I think we are I have been a little chicken to use this word. I think it is this little chicken part of me that keeps me from getting accepted into certain shows and certain categories within certain shows. I have been practicing though. I say, "I am an artist" and feel where the tension (block) is in my body and work on releasing that.

(a great release exercise, works for me with pain, too - based on accupressure points and psychology is the tapping solution - very easy to do, google it if you are interested, Cheryl Richardson has a video on youtube - I wouldn't do it in line at the post office, but it is strangely effective)

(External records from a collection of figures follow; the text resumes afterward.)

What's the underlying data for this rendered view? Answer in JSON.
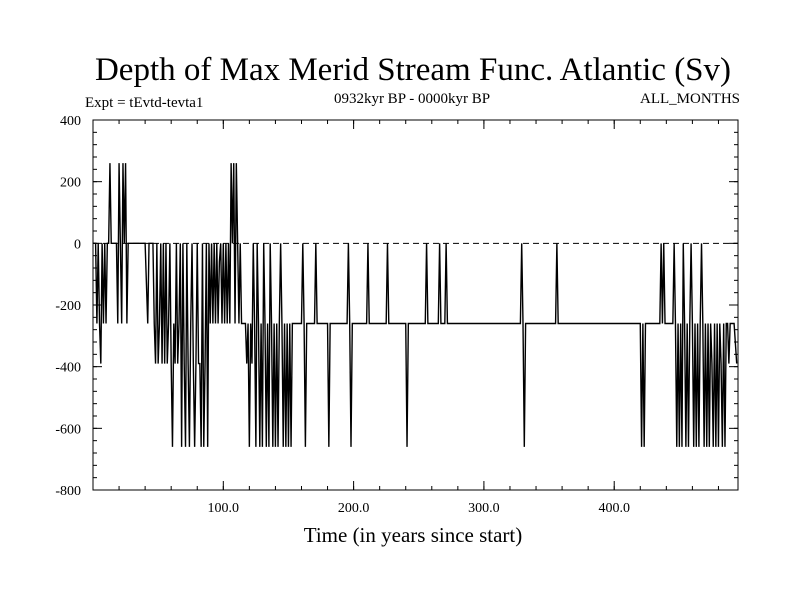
{
  "chart_data": {
    "type": "line",
    "title": "Depth of Max Merid Stream Func. Atlantic (Sv)",
    "subtitle_left": "Expt = tEvtd-tevta1",
    "subtitle_center": "0932kyr BP - 0000kyr BP",
    "subtitle_right": "ALL_MONTHS",
    "xlabel": "Time (in years since start)",
    "ylabel": "",
    "xlim": [
      0,
      495
    ],
    "ylim": [
      -800,
      400
    ],
    "x_ticks": [
      {
        "value": 100,
        "label": "100.0"
      },
      {
        "value": 200,
        "label": "200.0"
      },
      {
        "value": 300,
        "label": "300.0"
      },
      {
        "value": 400,
        "label": "400.0"
      }
    ],
    "y_ticks": [
      {
        "value": 400,
        "label": "400"
      },
      {
        "value": 200,
        "label": "200"
      },
      {
        "value": 0,
        "label": "0"
      },
      {
        "value": -200,
        "label": "-200"
      },
      {
        "value": -400,
        "label": "-400"
      },
      {
        "value": -600,
        "label": "-600"
      },
      {
        "value": -800,
        "label": "-800"
      }
    ],
    "reference_line": {
      "y": 0,
      "style": "dashed"
    },
    "colors": {
      "line": "#000000",
      "frame": "#000000",
      "background": "#ffffff"
    },
    "series": [
      {
        "values": [
          [
            0,
            0
          ],
          [
            2,
            0
          ],
          [
            3,
            -260
          ],
          [
            4,
            0
          ],
          [
            5,
            -260
          ],
          [
            6,
            -390
          ],
          [
            7,
            0
          ],
          [
            8,
            -260
          ],
          [
            9,
            0
          ],
          [
            10,
            -260
          ],
          [
            11,
            0
          ],
          [
            12,
            0
          ],
          [
            13,
            260
          ],
          [
            14,
            0
          ],
          [
            17,
            0
          ],
          [
            18,
            0
          ],
          [
            19,
            -260
          ],
          [
            20,
            260
          ],
          [
            21,
            0
          ],
          [
            22,
            -260
          ],
          [
            23,
            260
          ],
          [
            24,
            0
          ],
          [
            25,
            260
          ],
          [
            26,
            -260
          ],
          [
            27,
            0
          ],
          [
            30,
            0
          ],
          [
            35,
            0
          ],
          [
            40,
            0
          ],
          [
            42,
            -260
          ],
          [
            43,
            0
          ],
          [
            46,
            0
          ],
          [
            47,
            -260
          ],
          [
            48,
            -390
          ],
          [
            49,
            0
          ],
          [
            50,
            -390
          ],
          [
            51,
            -260
          ],
          [
            52,
            0
          ],
          [
            53,
            -390
          ],
          [
            54,
            0
          ],
          [
            55,
            -390
          ],
          [
            56,
            0
          ],
          [
            57,
            -390
          ],
          [
            58,
            -260
          ],
          [
            59,
            0
          ],
          [
            60,
            -390
          ],
          [
            61,
            -660
          ],
          [
            62,
            -260
          ],
          [
            63,
            -390
          ],
          [
            64,
            0
          ],
          [
            65,
            -390
          ],
          [
            66,
            -260
          ],
          [
            67,
            0
          ],
          [
            68,
            -660
          ],
          [
            69,
            0
          ],
          [
            70,
            -390
          ],
          [
            71,
            -660
          ],
          [
            72,
            0
          ],
          [
            73,
            -390
          ],
          [
            74,
            -660
          ],
          [
            75,
            -260
          ],
          [
            76,
            0
          ],
          [
            77,
            -390
          ],
          [
            78,
            -660
          ],
          [
            79,
            -390
          ],
          [
            80,
            0
          ],
          [
            81,
            -390
          ],
          [
            82,
            -390
          ],
          [
            83,
            -660
          ],
          [
            84,
            0
          ],
          [
            85,
            -660
          ],
          [
            86,
            -390
          ],
          [
            87,
            0
          ],
          [
            88,
            -660
          ],
          [
            89,
            0
          ],
          [
            90,
            -260
          ],
          [
            91,
            0
          ],
          [
            92,
            -260
          ],
          [
            93,
            0
          ],
          [
            94,
            -260
          ],
          [
            95,
            0
          ],
          [
            96,
            -260
          ],
          [
            97,
            -60
          ],
          [
            98,
            0
          ],
          [
            99,
            -260
          ],
          [
            100,
            0
          ],
          [
            101,
            -260
          ],
          [
            102,
            0
          ],
          [
            103,
            -260
          ],
          [
            104,
            0
          ],
          [
            105,
            -260
          ],
          [
            106,
            260
          ],
          [
            107,
            0
          ],
          [
            108,
            260
          ],
          [
            109,
            -260
          ],
          [
            110,
            260
          ],
          [
            111,
            0
          ],
          [
            112,
            -260
          ],
          [
            113,
            0
          ],
          [
            114,
            -260
          ],
          [
            115,
            -260
          ],
          [
            117,
            -260
          ],
          [
            118,
            -390
          ],
          [
            119,
            -260
          ],
          [
            120,
            -660
          ],
          [
            121,
            -260
          ],
          [
            122,
            -390
          ],
          [
            123,
            0
          ],
          [
            124,
            -260
          ],
          [
            125,
            -660
          ],
          [
            126,
            0
          ],
          [
            127,
            -260
          ],
          [
            128,
            -660
          ],
          [
            129,
            -260
          ],
          [
            130,
            -660
          ],
          [
            131,
            0
          ],
          [
            132,
            -260
          ],
          [
            133,
            -660
          ],
          [
            134,
            -260
          ],
          [
            135,
            -660
          ],
          [
            136,
            0
          ],
          [
            137,
            -260
          ],
          [
            138,
            -660
          ],
          [
            139,
            -260
          ],
          [
            140,
            -660
          ],
          [
            141,
            -260
          ],
          [
            142,
            -660
          ],
          [
            143,
            -260
          ],
          [
            144,
            0
          ],
          [
            145,
            -260
          ],
          [
            146,
            -660
          ],
          [
            147,
            -260
          ],
          [
            148,
            -660
          ],
          [
            149,
            -260
          ],
          [
            150,
            -660
          ],
          [
            151,
            -260
          ],
          [
            152,
            -660
          ],
          [
            153,
            -260
          ],
          [
            155,
            -260
          ],
          [
            160,
            -260
          ],
          [
            161,
            0
          ],
          [
            162,
            -260
          ],
          [
            163,
            -660
          ],
          [
            164,
            -260
          ],
          [
            165,
            -260
          ],
          [
            170,
            -260
          ],
          [
            171,
            0
          ],
          [
            172,
            -260
          ],
          [
            180,
            -260
          ],
          [
            181,
            -660
          ],
          [
            182,
            -260
          ],
          [
            190,
            -260
          ],
          [
            195,
            -260
          ],
          [
            196,
            0
          ],
          [
            197,
            -260
          ],
          [
            198,
            -660
          ],
          [
            199,
            -260
          ],
          [
            200,
            -260
          ],
          [
            210,
            -260
          ],
          [
            211,
            0
          ],
          [
            212,
            -260
          ],
          [
            220,
            -260
          ],
          [
            225,
            -260
          ],
          [
            226,
            0
          ],
          [
            227,
            -260
          ],
          [
            240,
            -260
          ],
          [
            241,
            -660
          ],
          [
            242,
            -260
          ],
          [
            250,
            -260
          ],
          [
            255,
            -260
          ],
          [
            256,
            0
          ],
          [
            257,
            -260
          ],
          [
            260,
            -260
          ],
          [
            265,
            -260
          ],
          [
            266,
            0
          ],
          [
            267,
            -260
          ],
          [
            270,
            -260
          ],
          [
            271,
            0
          ],
          [
            272,
            -260
          ],
          [
            280,
            -260
          ],
          [
            290,
            -260
          ],
          [
            300,
            -260
          ],
          [
            310,
            -260
          ],
          [
            320,
            -260
          ],
          [
            328,
            -260
          ],
          [
            329,
            0
          ],
          [
            330,
            -260
          ],
          [
            331,
            -660
          ],
          [
            332,
            -260
          ],
          [
            340,
            -260
          ],
          [
            350,
            -260
          ],
          [
            355,
            -260
          ],
          [
            356,
            0
          ],
          [
            357,
            -260
          ],
          [
            360,
            -260
          ],
          [
            370,
            -260
          ],
          [
            380,
            -260
          ],
          [
            390,
            -260
          ],
          [
            400,
            -260
          ],
          [
            410,
            -260
          ],
          [
            420,
            -260
          ],
          [
            421,
            -660
          ],
          [
            422,
            -260
          ],
          [
            423,
            -660
          ],
          [
            424,
            -260
          ],
          [
            430,
            -260
          ],
          [
            435,
            -260
          ],
          [
            436,
            0
          ],
          [
            437,
            -260
          ],
          [
            438,
            0
          ],
          [
            439,
            -260
          ],
          [
            440,
            -260
          ],
          [
            445,
            -260
          ],
          [
            446,
            0
          ],
          [
            447,
            -260
          ],
          [
            448,
            -660
          ],
          [
            449,
            -260
          ],
          [
            450,
            -660
          ],
          [
            451,
            -260
          ],
          [
            452,
            -660
          ],
          [
            453,
            0
          ],
          [
            454,
            -260
          ],
          [
            455,
            -660
          ],
          [
            456,
            -260
          ],
          [
            457,
            -660
          ],
          [
            458,
            -260
          ],
          [
            459,
            0
          ],
          [
            460,
            -260
          ],
          [
            461,
            -660
          ],
          [
            462,
            -260
          ],
          [
            463,
            -660
          ],
          [
            464,
            -260
          ],
          [
            465,
            -660
          ],
          [
            466,
            -260
          ],
          [
            467,
            0
          ],
          [
            468,
            -260
          ],
          [
            469,
            -660
          ],
          [
            470,
            -260
          ],
          [
            471,
            -660
          ],
          [
            472,
            -260
          ],
          [
            473,
            -660
          ],
          [
            474,
            -260
          ],
          [
            475,
            -390
          ],
          [
            476,
            -660
          ],
          [
            477,
            -260
          ],
          [
            478,
            -660
          ],
          [
            479,
            -260
          ],
          [
            480,
            -660
          ],
          [
            481,
            -260
          ],
          [
            482,
            -390
          ],
          [
            483,
            -660
          ],
          [
            484,
            -260
          ],
          [
            485,
            -660
          ],
          [
            486,
            -260
          ],
          [
            487,
            -260
          ],
          [
            488,
            -390
          ],
          [
            489,
            -260
          ],
          [
            490,
            -260
          ],
          [
            492,
            -260
          ],
          [
            494,
            -390
          ]
        ]
      }
    ]
  }
}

I say it in the grocery store.

"Paper or plastic?"
"I am an artist."

I say it in the restaurant.

"Lemon in your tea?"
"I am an artist."

I say it to hubs every night.

"Anything good happen today?
"I am an artist."

It's starting to work (I am an artist).

Anyhoo, if this is a conversation that interests you, Seth Godin has an excellent new book, The Icharus Deception, how high will you fly, that may get you thinking about "why we have decided we are not artists and whether it is worth considering why we made this decision and what it might take to unmake it."

No answers from Olive on this one, just more questions - I am feeling the need to relate the word artist to anyone living an authentic life and touching other people with their authenticity - someone focused on the journey and not the finish line - someone like us.